Just as Nicole was taking the last batch of loaves out of the oven, Julia came back at last from the baths. The slave smelled much better than she had before, and her skin was several shades lighter, closer to the milky white that Nicole would have expected with her fair coloring and Germanic features. She still wasn’t as fresh as Nicole would have been coming out of the shower. That newly milky skin smelled potently of olive oil. That, Nicole realized, was one of the many rank perfumes that impregnated the tunic Julia still wore. Not only hadn’t she had it cleaned, Nicole didn’t think it ever had been cleaned, not in the months – maybe years – Julia had been wearing it.

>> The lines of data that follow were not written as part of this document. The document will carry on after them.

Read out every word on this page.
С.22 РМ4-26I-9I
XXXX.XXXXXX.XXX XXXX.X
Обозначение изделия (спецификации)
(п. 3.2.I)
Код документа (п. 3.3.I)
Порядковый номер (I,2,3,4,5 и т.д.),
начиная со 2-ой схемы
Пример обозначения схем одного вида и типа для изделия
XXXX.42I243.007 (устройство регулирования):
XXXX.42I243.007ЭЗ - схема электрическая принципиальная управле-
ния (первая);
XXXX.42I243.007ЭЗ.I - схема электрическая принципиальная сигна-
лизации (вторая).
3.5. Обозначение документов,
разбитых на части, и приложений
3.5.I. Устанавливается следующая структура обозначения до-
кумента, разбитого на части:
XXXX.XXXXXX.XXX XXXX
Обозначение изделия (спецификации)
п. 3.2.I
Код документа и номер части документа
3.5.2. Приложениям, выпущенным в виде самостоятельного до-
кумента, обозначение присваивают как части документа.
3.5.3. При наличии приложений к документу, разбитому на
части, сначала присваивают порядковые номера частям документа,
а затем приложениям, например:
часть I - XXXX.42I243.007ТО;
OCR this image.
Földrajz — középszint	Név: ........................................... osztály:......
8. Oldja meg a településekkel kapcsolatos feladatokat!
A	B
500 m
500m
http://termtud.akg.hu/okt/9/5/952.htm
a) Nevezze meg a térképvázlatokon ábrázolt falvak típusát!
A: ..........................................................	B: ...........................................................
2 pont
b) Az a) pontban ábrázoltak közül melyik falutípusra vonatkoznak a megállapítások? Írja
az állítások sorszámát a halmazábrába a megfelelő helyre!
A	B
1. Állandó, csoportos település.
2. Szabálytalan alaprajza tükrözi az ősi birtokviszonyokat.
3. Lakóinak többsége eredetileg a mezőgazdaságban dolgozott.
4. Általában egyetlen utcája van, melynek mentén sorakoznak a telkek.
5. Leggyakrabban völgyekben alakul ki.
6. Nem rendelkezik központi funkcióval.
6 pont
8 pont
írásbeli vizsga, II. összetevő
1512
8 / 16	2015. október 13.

Still, thought Nicole, the bath had been an improvement. Julia carried herself a little straighter, hunched her shoulders a little less. She examined the new-baked bread with a judicious eye. “A little underdone,” she judged, “but no one will complain about it.” She beamed at Nicole. “I hope it wasn’t too much trouble, Mistress. The bath was wonderful.”

She punctuated that with a happy wiggle that caught the eye of every male in the place. There all too obviously wasn’t anything between her body and the much-worn tunic. Equally obviously, she hadn’t been quite dry when she put the tunic back on after her bath. A wet T-shirt it wasn’t, but it left precious little to imagination.

Nicole couldn’t match Julia’s happy tone, not with the thoughts she was thinking. “All right,” she said a bit more roughly than she’d intended. “Get back to work.”

Julia obeyed her with evident contentment. From the way she was acting, she’d expected nothing gentler, and probably something a great deal more harsh. Even in her depths of disgust for the male half of the species, Nicole couldn’t seem to match Umma for ferocity.

Sometime in the late afternoon – Nicole kept glancing at her left wrist, at a watch that wasn’t there – Titus Calidius Severus strode briskly into the restaurant with a pair of plump trout. “Hello, Umma,” he said cheerfully. “Thought I’d wait till things thinned out over here before I brought you these to fry.”